Italian figure skater Carolina Kostner is accused of helping her ex-boyfriend and Olympic race-walking champion Alex Schwazer, who tested positive for EPO in 2012, avoid drug testers. Kostner has denied wrongdoing.

UKAD announced it prosecuted 21 doping violations in 2014 but almost half of these – 10 cases – came from intelligence gathering rather than testing athletes.

“That’s really pleasing – it shows we are not just reliant on testing and knocking on people’s doors,” said UKAD’s chief executive Andy Parkinson, who moves to take over at British Rowing in January, and who will be replaced on an interim basis by UKAD’s director of operations Nicole Sapstead.

Of the 21 cases, nine were involving rugby union players and four rugby league players – in almost all the cases the people involved were young players, aged 18 or 19, and many aiming to break into the professional game.

They included 19-year-old Rhys Pugsley, one of Wigan Warriors’ and Wales’ most promising forwards who was banned for two years after testing positive for steroids.

Parkinson said the figures reflected a change in society and the fact that intelligence-gathering was working.

He said: “The availability of substances on the internet is growing day by day.

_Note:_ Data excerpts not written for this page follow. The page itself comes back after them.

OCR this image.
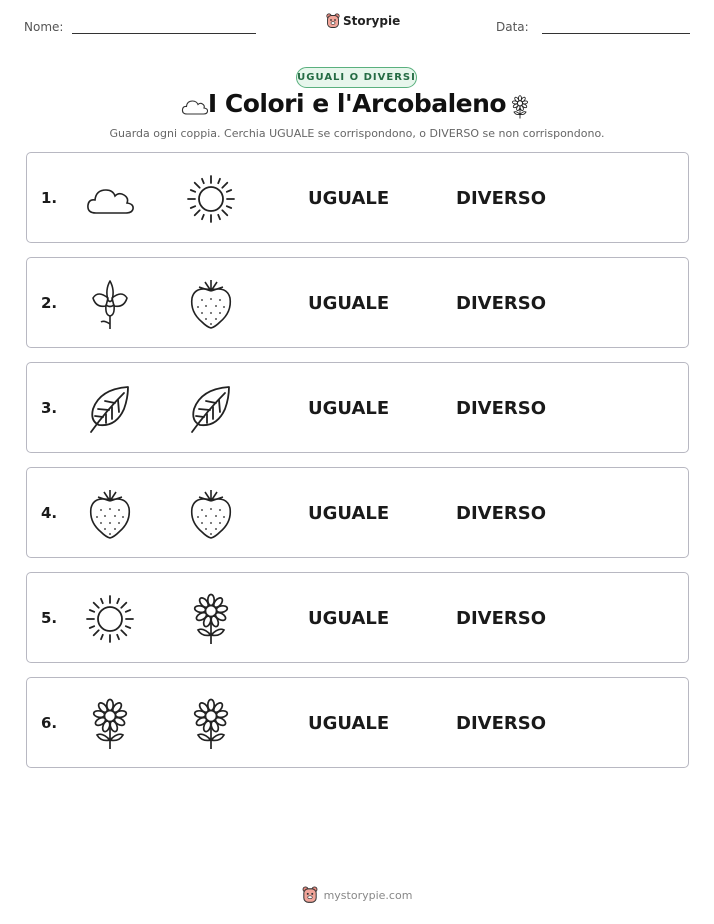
Nome:	Storypie	Data:
UGUALI O DIVERSI
I Colori e l'Arcobaleno
Guarda ogni coppia. Cerchia UGUALE se corrispondono, o DIVERSO se non corrispondono.
1.	UGUALE	DIVERSO
2.	UGUALE	DIVERSO
3.	UGUALE	DIVERSO
4.	UGUALE	DIVERSO
5.	UGUALE	DIVERSO
6.	UGUALE	DIVERSO
mystorypie.com
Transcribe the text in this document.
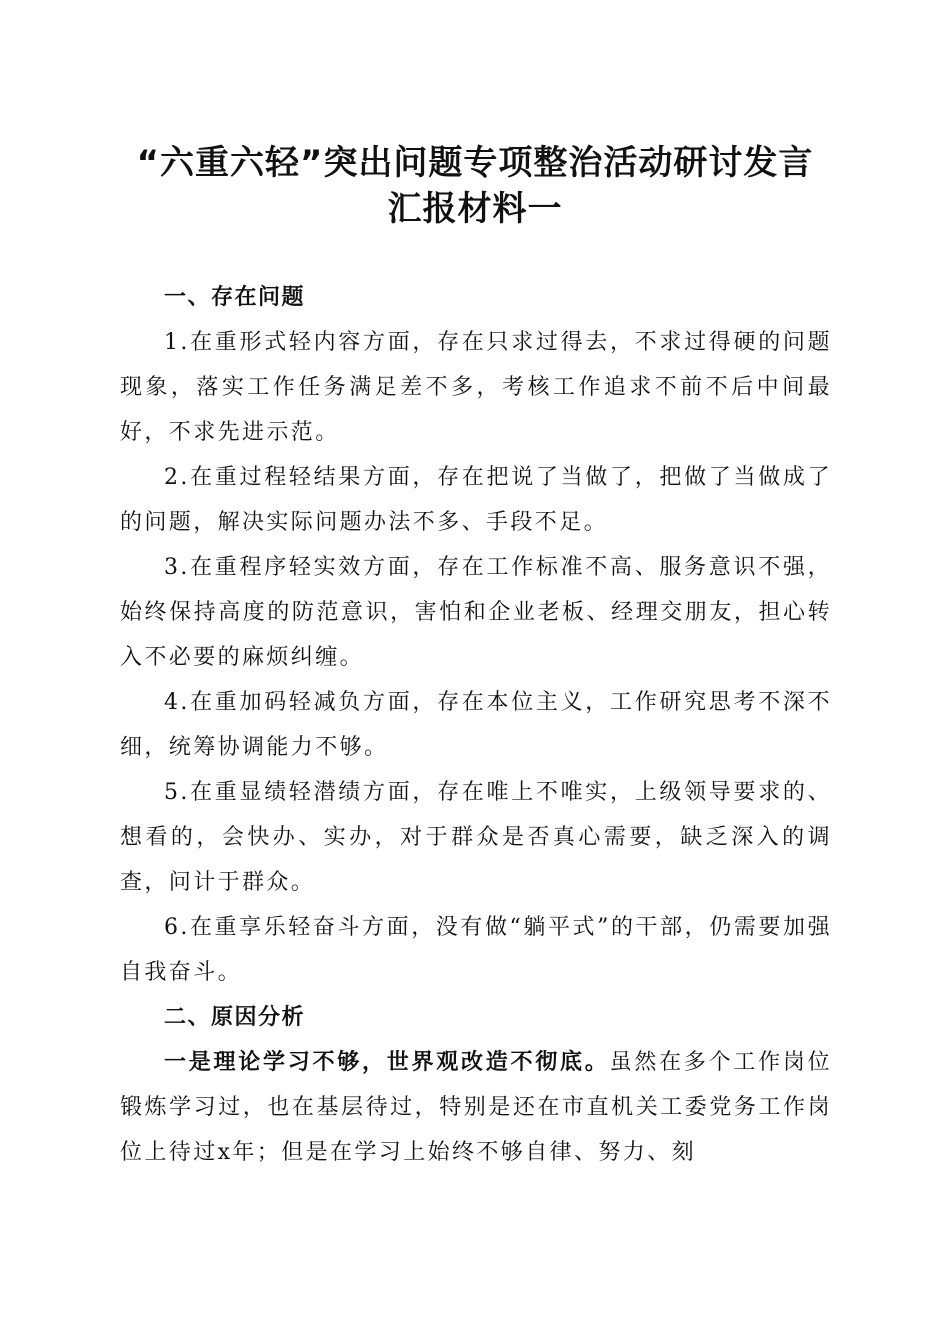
“六重六轻”突出问题专项整治活动研讨发言
汇报材料一

一、存在问题

1.在重形式轻内容方面，存在只求过得去，不求过得硬的问题现象，落实工作任务满足差不多，考核工作追求不前不后中间最好，不求先进示范。

2.在重过程轻结果方面，存在把说了当做了，把做了当做成了的问题，解决实际问题办法不多、手段不足。

3.在重程序轻实效方面，存在工作标准不高、服务意识不强，始终保持高度的防范意识，害怕和企业老板、经理交朋友，担心转入不必要的麻烦纠缠。

4.在重加码轻减负方面，存在本位主义，工作研究思考不深不细，统筹协调能力不够。

5.在重显绩轻潜绩方面，存在唯上不唯实，上级领导要求的、想看的，会快办、实办，对于群众是否真心需要，缺乏深入的调查，问计于群众。

6.在重享乐轻奋斗方面，没有做“躺平式”的干部，仍需要加强自我奋斗。

二、原因分析

一是理论学习不够，世界观改造不彻底。虽然在多个工作岗位锻炼学习过，也在基层待过，特别是还在市直机关工委党务工作岗位上待过x年；但是在学习上始终不够自律、努力、刻
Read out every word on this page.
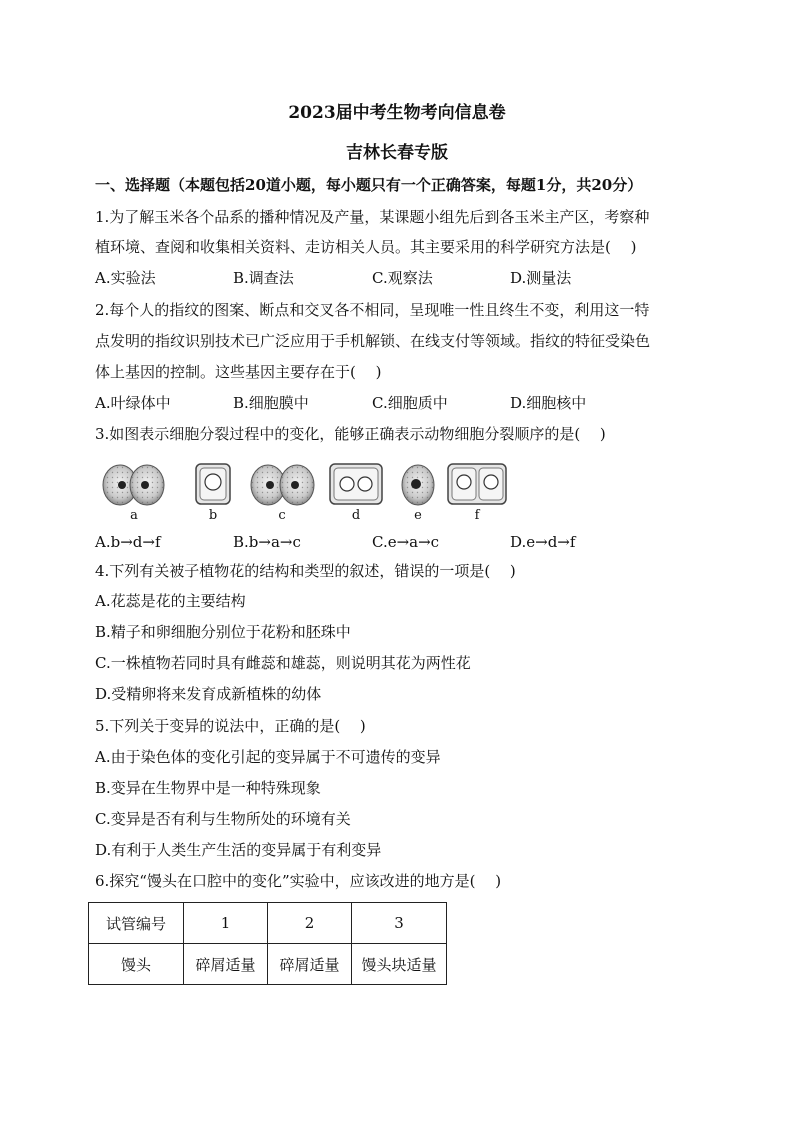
2023届中考生物考向信息卷
吉林长春专版
一、选择题（本题包括20道小题，每小题只有一个正确答案，每题1分，共20分）
1.为了解玉米各个品系的播种情况及产量，某课题小组先后到各玉米主产区，考察种
植环境、查阅和收集相关资料、走访相关人员。其主要采用的科学研究方法是(　 )
A.实验法	B.调查法	C.观察法	D.测量法
2.每个人的指纹的图案、断点和交叉各不相同，呈现唯一性且终生不变，利用这一特
点发明的指纹识别技术已广泛应用于手机解锁、在线支付等领域。指纹的特征受染色
体上基因的控制。这些基因主要存在于(　 )
A.叶绿体中	B.细胞膜中	C.细胞质中	D.细胞核中
3.如图表示细胞分裂过程中的变化，能够正确表示动物细胞分裂顺序的是(　 )
a	b	c	d	e	f
A.b→d→f	B.b→a→c	C.e→a→c	D.e→d→f
4.下列有关被子植物花的结构和类型的叙述，错误的一项是(　 )
A.花蕊是花的主要结构
B.精子和卵细胞分别位于花粉和胚珠中
C.一株植物若同时具有雌蕊和雄蕊，则说明其花为两性花
D.受精卵将来发育成新植株的幼体
5.下列关于变异的说法中，正确的是(　 )
A.由于染色体的变化引起的变异属于不可遗传的变异
B.变异在生物界中是一种特殊现象
C.变异是否有利与生物所处的环境有关
D.有利于人类生产生活的变异属于有利变异
6.探究“馒头在口腔中的变化”实验中，应该改进的地方是(　 )
试管编号	1	2	3
馒头	碎屑适量	碎屑适量	馒头块适量
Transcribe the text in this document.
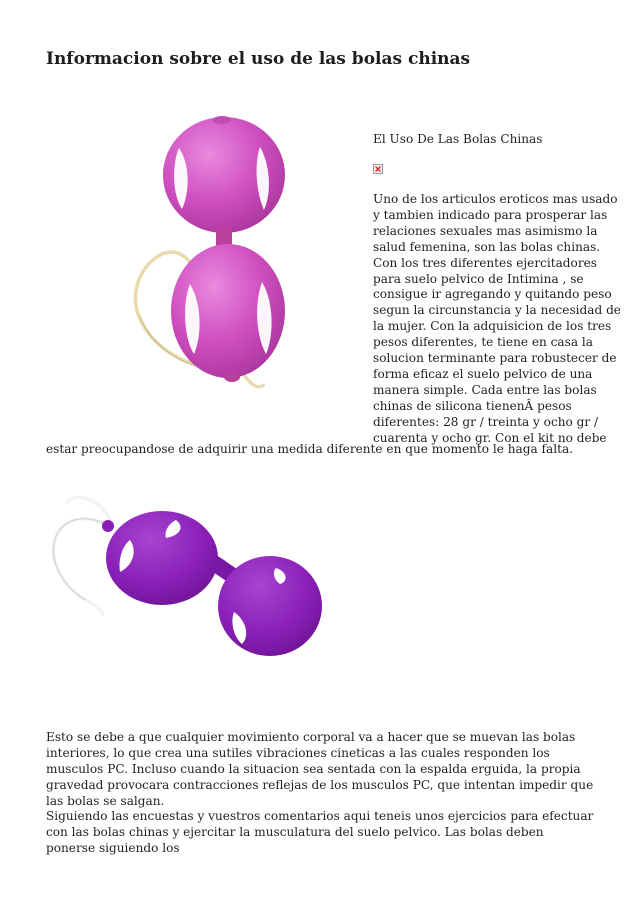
Informacion sobre el uso de las bolas chinas

El Uso De Las Bolas Chinas

Uno de los articulos eroticos mas usado
y tambien indicado para prosperar las
relaciones sexuales mas asimismo la
salud femenina, son las bolas chinas.
Con los tres diferentes ejercitadores
para suelo pelvico de Intimina , se
consigue ir agregando y quitando peso
segun la circunstancia y la necesidad de
la mujer. Con la adquisicion de los tres
pesos diferentes, te tiene en casa la
solucion terminante para robustecer de
forma eficaz el suelo pelvico de una
manera simple. Cada entre las bolas
chinas de silicona tienenÂ pesos
diferentes: 28 gr / treinta y ocho gr /
cuarenta y ocho gr. Con el kit no debe

estar preocupandose de adquirir una medida diferente en que momento le haga falta.

Esto se debe a que cualquier movimiento corporal va a hacer que se muevan las bolas interiores, lo que crea una sutiles vibraciones cineticas a las cuales responden los musculos PC. Incluso cuando la situacion sea sentada con la espalda erguida, la propia gravedad provocara contracciones reflejas de los musculos PC, que intentan impedir que las bolas se salgan.

Siguiendo las encuestas y vuestros comentarios aqui teneis unos ejercicios para efectuar con las bolas chinas y ejercitar la musculatura del suelo pelvico. Las bolas deben ponerse siguiendo los
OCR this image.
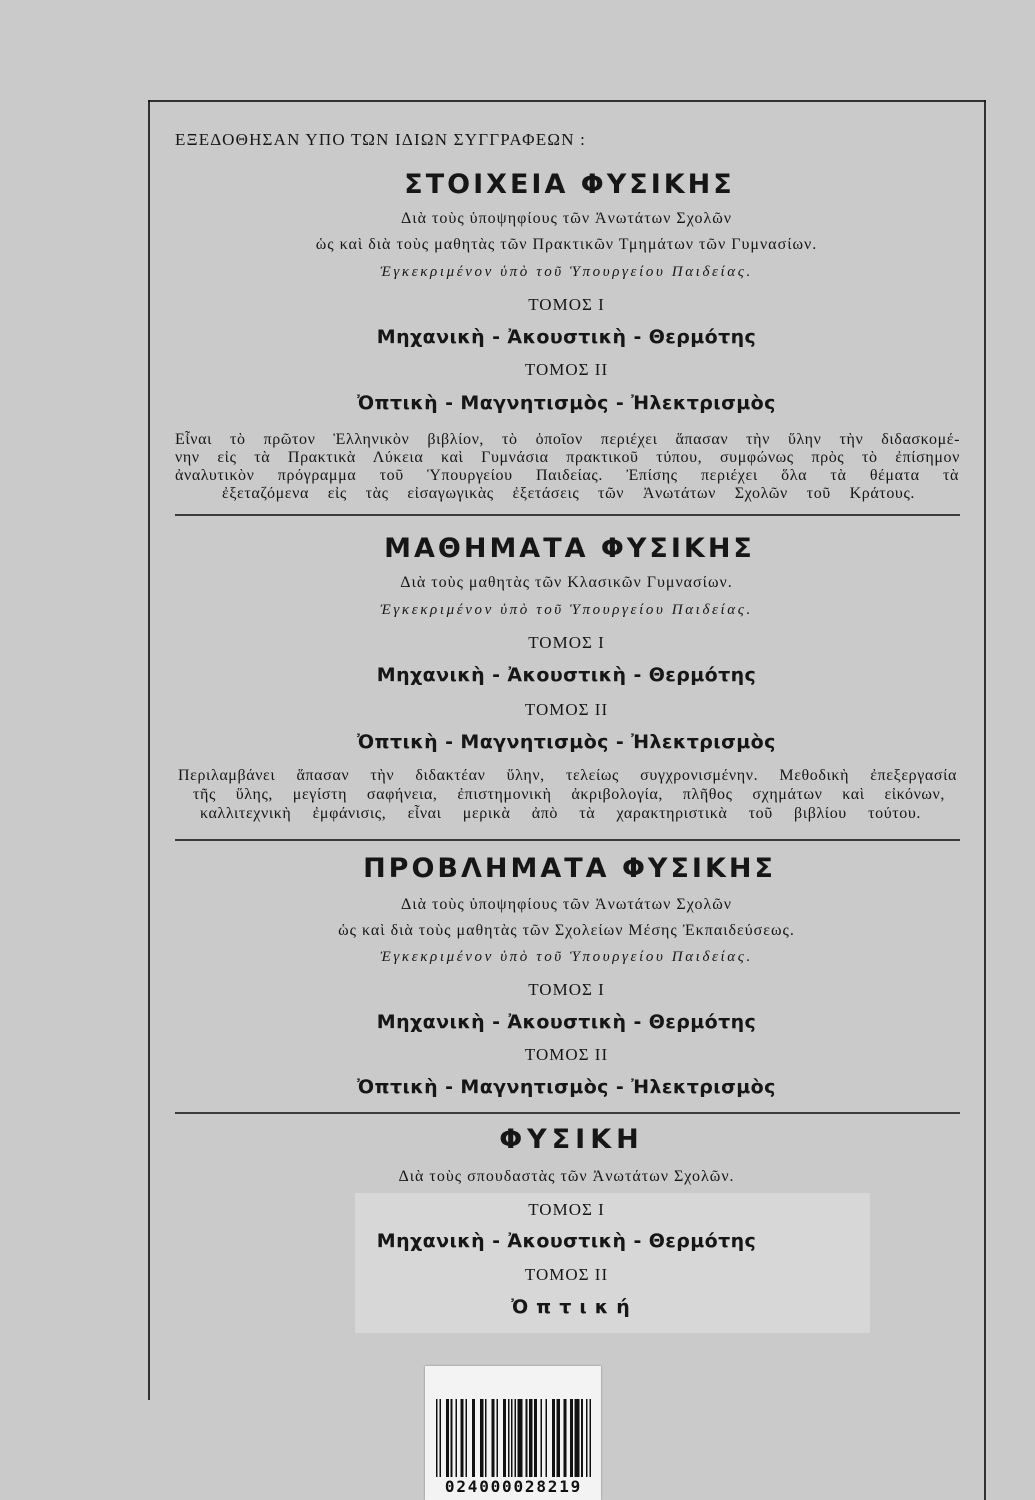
ΕΞΕΔΟΘΗΣΑΝ ΥΠΟ ΤΩΝ ΙΔΙΩΝ ΣΥΓΓΡΑΦΕΩΝ :
ΣΤΟΙΧΕΙΑ ΦΥΣΙΚΗΣ
Διὰ τοὺς ὑποψηφίους τῶν Ἀνωτάτων Σχολῶν
ὡς καὶ διὰ τοὺς μαθητὰς τῶν Πρακτικῶν Τμημάτων τῶν Γυμνασίων.
Ἐγκεκριμένον ὑπὸ τοῦ Ὑπουργείου Παιδείας.
ΤΟΜΟΣ I
Μηχανικὴ - Ἀκουστικὴ - Θερμότης
ΤΟΜΟΣ II
Ὀπτικὴ - Μαγνητισμὸς - Ἠλεκτρισμὸς
Εἶναι τὸ πρῶτον Ἑλληνικὸν βιβλίον, τὸ ὁποῖον περιέχει ἅπασαν τὴν ὕλην τὴν διδασκομέ-
νην εἰς τὰ Πρακτικὰ Λύκεια καὶ Γυμνάσια πρακτικοῦ τύπου, συμφώνως πρὸς τὸ ἐπίσημον
ἀναλυτικὸν πρόγραμμα τοῦ Ὑπουργείου Παιδείας. Ἐπίσης περιέχει ὅλα τὰ θέματα τὰ
ἐξεταζόμενα εἰς τὰς εἰσαγωγικὰς ἐξετάσεις τῶν Ἀνωτάτων Σχολῶν τοῦ Κράτους.
ΜΑΘΗΜΑΤΑ ΦΥΣΙΚΗΣ
Διὰ τοὺς μαθητὰς τῶν Κλασικῶν Γυμνασίων.
Ἐγκεκριμένον ὑπὸ τοῦ Ὑπουργείου Παιδείας.
ΤΟΜΟΣ I
Μηχανικὴ - Ἀκουστικὴ - Θερμότης
ΤΟΜΟΣ II
Ὀπτικὴ - Μαγνητισμὸς - Ἠλεκτρισμὸς
Περιλαμβάνει ἅπασαν τὴν διδακτέαν ὕλην, τελείως συγχρονισμένην. Μεθοδικὴ ἐπεξεργασία
τῆς ὕλης, μεγίστη σαφήνεια, ἐπιστημονικὴ ἀκριβολογία, πλῆθος σχημάτων καὶ εἰκόνων,
καλλιτεχνικὴ ἐμφάνισις, εἶναι μερικὰ ἀπὸ τὰ χαρακτηριστικὰ τοῦ βιβλίου τούτου.
ΠΡΟΒΛΗΜΑΤΑ ΦΥΣΙΚΗΣ
Διὰ τοὺς ὑποψηφίους τῶν Ἀνωτάτων Σχολῶν
ὡς καὶ διὰ τοὺς μαθητὰς τῶν Σχολείων Μέσης Ἐκπαιδεύσεως.
Ἐγκεκριμένον ὑπὸ τοῦ Ὑπουργείου Παιδείας.
ΤΟΜΟΣ I
Μηχανικὴ - Ἀκουστικὴ - Θερμότης
ΤΟΜΟΣ II
Ὀπτικὴ - Μαγνητισμὸς - Ἠλεκτρισμὸς
ΦΥΣΙΚΗ
Διὰ τοὺς σπουδαστὰς τῶν Ἀνωτάτων Σχολῶν.
ΤΟΜΟΣ I
Μηχανικὴ - Ἀκουστικὴ - Θερμότης
ΤΟΜΟΣ II
Ὀπτική
024000028219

Young people now don’t have to meet a dodgy guy down the gym, they can buy them off the internet from the comfort of their armchair and have them delivered the next day.”

There were also three cases involving boxers during 2014, three involving weightlifters and two cyclists, one of whom was former Team Sky rider Jonathan Tiernan-Locke, who is serving a two-year ban for discrepancies in his biological passport.

In August, UK Anti-Doping rejected his claim that irregular blood samples were the result of an alcohol binge. He was stripped of the 2012 Tour of Britain title but maintains his innocence.